Lucy właśnie wyszła ze szpitala. Miała chodzić o kuli, dopóki jej stan się nie poprawi, ale ona to lekceważyła i chodziła normalnie. Twierdziła, że wszystko jest w porządku, ale oboje dobrze wiedzieliśmy, że jesteśmy w totalnym gównie i to dopiero początek.

-Lucy? Czy gdy Hiroto nie żyje to czy przestaniesz mnie śledzić?- Zapytałem. Lucy zmarszczyła brwi i nerwowo zacisnęła dłonie na kierownicy.

-Nie wiem co dalej, naprawdę nie wiem... Masz w ogóle gdzie mieszkać?- Zapytała. Ja tylko pokręciłem głową.

-Nie, raczej nie. Muszę iść do Naguma po ciuchy, a potem nie wiem- powiedziałem. Lucy wcisnęła hamulec i energicznie zawróciła pojazd. -Kurwa! Co jest?!- Krzyknąłem, gdy samochód energicznie skręcił w inną drogę. Lucy tylko uśmiechnęła się lekceważąco i przyspieszyła.

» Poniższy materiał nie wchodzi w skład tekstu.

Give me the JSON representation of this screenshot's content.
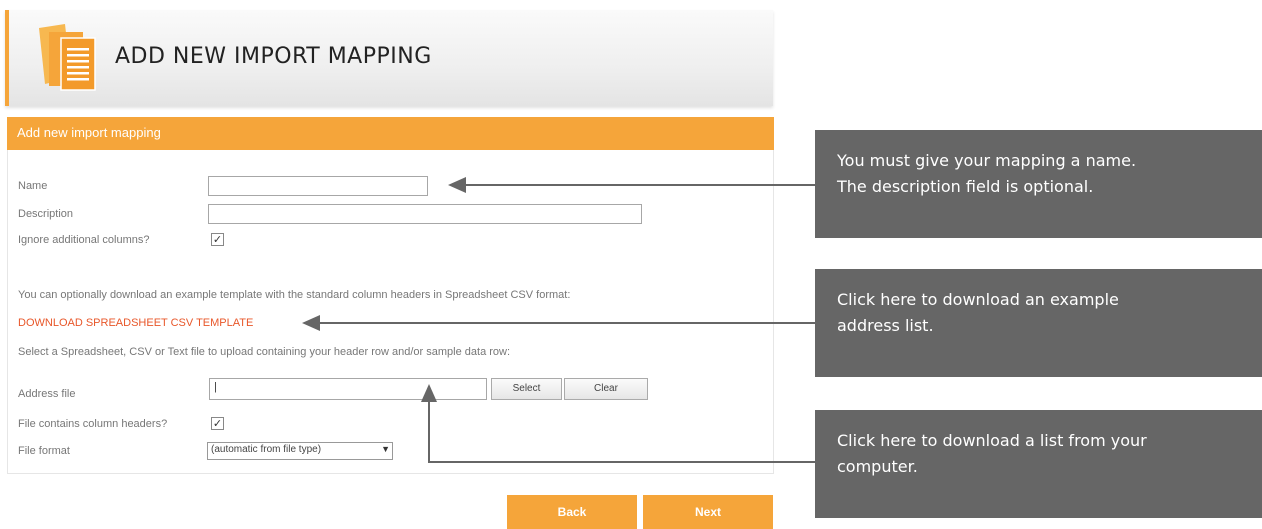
{
  "header": {
    "title": "ADD NEW IMPORT MAPPING"
  },
  "panel": {
    "title": "Add new import mapping"
  },
  "form": {
    "name_label": "Name",
    "name_value": "",
    "description_label": "Description",
    "description_value": "",
    "ignore_label": "Ignore additional columns?",
    "ignore_checked": "✓",
    "template_text": "You can optionally download an example template with the standard column headers in Spreadsheet CSV format:",
    "download_link": "DOWNLOAD SPREADSHEET CSV TEMPLATE",
    "upload_text": "Select a Spreadsheet, CSV or Text file to upload containing your header row and/or sample data row:",
    "address_label": "Address file",
    "address_value": "|",
    "select_button": "Select",
    "clear_button": "Clear",
    "headers_label": "File contains column headers?",
    "headers_checked": "✓",
    "format_label": "File format",
    "format_value": "(automatic from file type)"
  },
  "nav": {
    "back": "Back",
    "next": "Next"
  },
  "callouts": {
    "name": [
      "You must give your mapping a name.",
      "The description field is optional."
    ],
    "download": [
      "Click here to download an example",
      "address list."
    ],
    "upload": [
      "Click here to download a list from your",
      "computer."
    ]
  },
  "colors": {
    "accent": "#f5a53a",
    "callout_bg": "#666666",
    "link": "#e8572a"
  }
}
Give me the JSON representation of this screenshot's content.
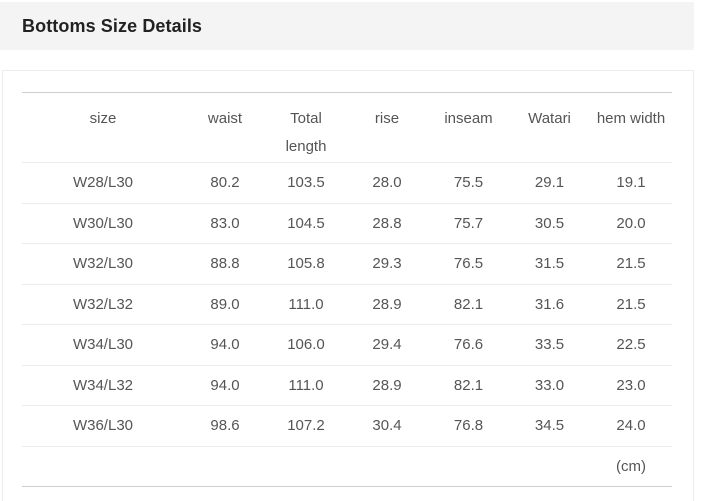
{
  "header": {
    "title": "Bottoms Size Details"
  },
  "table": {
    "columns": [
      "size",
      "waist",
      "Total length",
      "rise",
      "inseam",
      "Watari",
      "hem width"
    ],
    "rows": [
      [
        "W28/L30",
        "80.2",
        "103.5",
        "28.0",
        "75.5",
        "29.1",
        "19.1"
      ],
      [
        "W30/L30",
        "83.0",
        "104.5",
        "28.8",
        "75.7",
        "30.5",
        "20.0"
      ],
      [
        "W32/L30",
        "88.8",
        "105.8",
        "29.3",
        "76.5",
        "31.5",
        "21.5"
      ],
      [
        "W32/L32",
        "89.0",
        "111.0",
        "28.9",
        "82.1",
        "31.6",
        "21.5"
      ],
      [
        "W34/L30",
        "94.0",
        "106.0",
        "29.4",
        "76.6",
        "33.5",
        "22.5"
      ],
      [
        "W34/L32",
        "94.0",
        "111.0",
        "28.9",
        "82.1",
        "33.0",
        "23.0"
      ],
      [
        "W36/L30",
        "98.6",
        "107.2",
        "30.4",
        "76.8",
        "34.5",
        "24.0"
      ]
    ],
    "unit": "(cm)"
  }
}
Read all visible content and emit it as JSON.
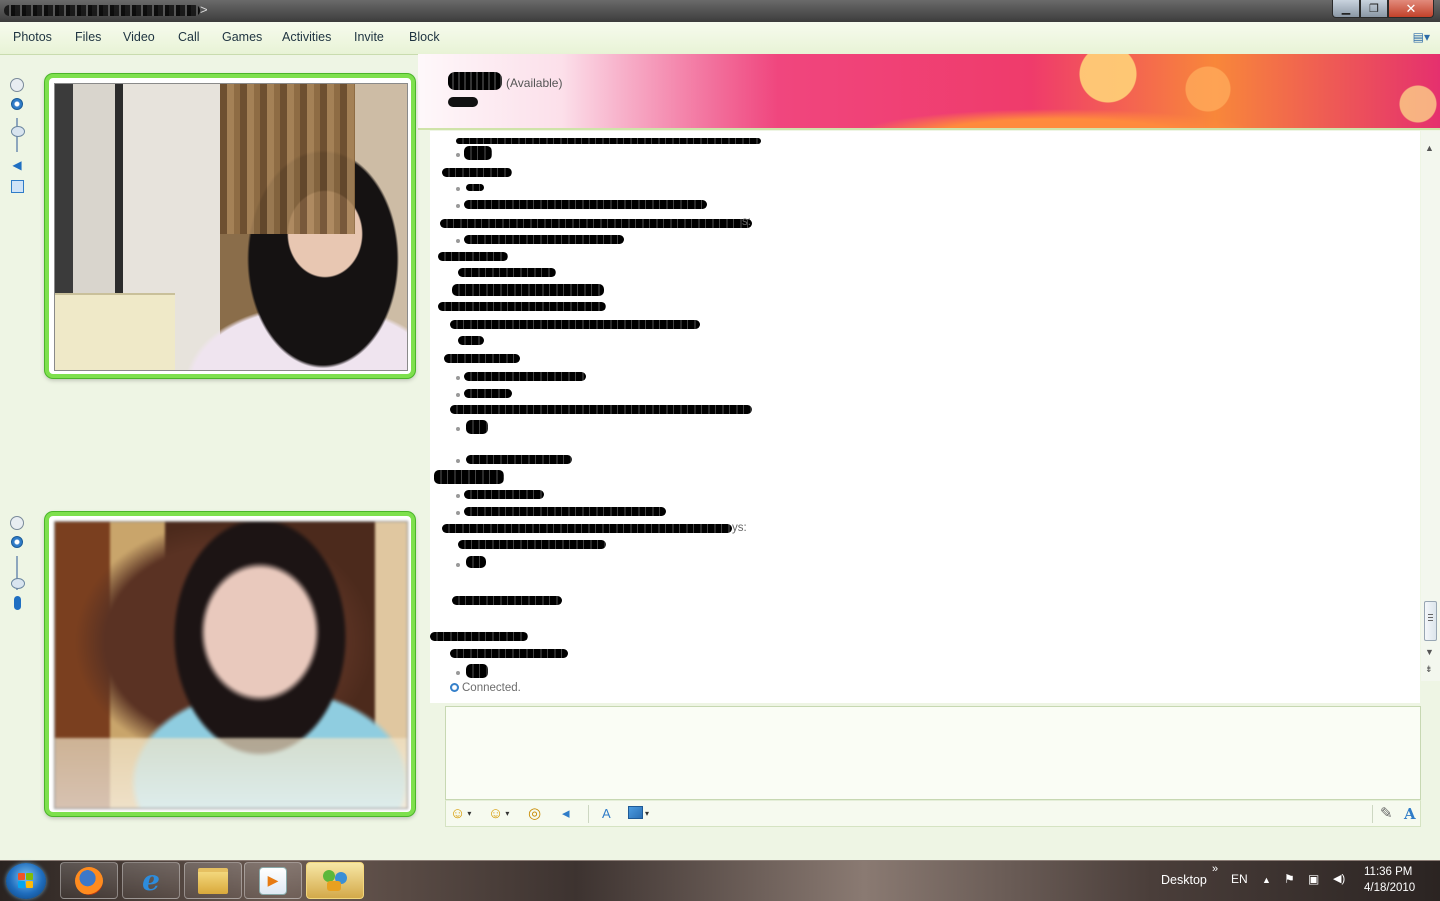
{
  "window": {
    "minimize_glyph": "▁",
    "maximize_glyph": "❐",
    "close_glyph": "✕",
    "title_arrow": ">"
  },
  "menu": {
    "items": [
      "Photos",
      "Files",
      "Video",
      "Call",
      "Games",
      "Activities",
      "Invite",
      "Block"
    ],
    "tools_glyph": "▤▾"
  },
  "contact": {
    "status": "(Available)"
  },
  "conversation": {
    "partial_line_1": "s:",
    "partial_line_2": "ys:",
    "connected_text": "Connected."
  },
  "scroll": {
    "up_glyph": "▲",
    "down_glyph": "▼",
    "end_glyph": "⇟"
  },
  "format_bar": {
    "emoticon_glyph": "☺",
    "wink_glyph": "☺",
    "nudge_glyph": "◎",
    "voice_clip_glyph": "◂",
    "font_glyph": "A",
    "handwriting_glyph": "✎",
    "text_glyph": "A",
    "caret": "▾"
  },
  "taskbar": {
    "desktop_label": "Desktop",
    "desktop_chevron": "»",
    "language": "EN",
    "time": "11:36 PM",
    "date": "4/18/2010",
    "tray_up_glyph": "▲",
    "flag_glyph": "⚑",
    "network_glyph": "▣",
    "volume_glyph": "◀)",
    "media_glyph": "▶",
    "ie_glyph": "e"
  },
  "colors": {
    "video_border": "#7ee04d",
    "banner_pink": "#e51e6b",
    "banner_orange": "#f8873a",
    "accent_blue": "#2f7cc8"
  }
}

-To jedziemy do tego twojego byłego, bierzemy ciuchy i jedziemy do mnie.

-Nie, Lucy, nie mógłbym- zacząłem, ale ona tylko mi przerwała.

-Nie ma dyskusji- mruknęła i jeszcze bardziej przyspieszyła pojazd. Aż złapałem się drzwi, kto jej dał prawo jazdy? Jakiś debil.

Nie minęło kilka minut, a byliśmy pod mieszkaniem u mojego byłego. Powiedziałem Lucy, żeby zaczekała w samochodzie i że sam to załatwię. Szybko wcisnąłem dzwonek do drzwi, chciałem szybko mieć to z głowy. Nie minęła chwila, a Nagumo mi otworzył.

-Czego?- Mruknął z nienawiścią w oczach. Nie powinienem mu się na oczy pokazywać, ale chce tylko moje ciuchy.

-Chciałem zabrać moje rzeczy- mruknąłem. On tylko wpuścił mnie do środka i zostawił samego.

Już skończyłem się pakować i miałem wyjść, ale zobaczyłem coś. Na podłodze porozrzucane były ubrania, a w łóżku leżał nagi Suzauno Fuusuke. Czyli tak, ja odszedłem, a on przyszedł. Świetnie. Chociaż im się powodzi.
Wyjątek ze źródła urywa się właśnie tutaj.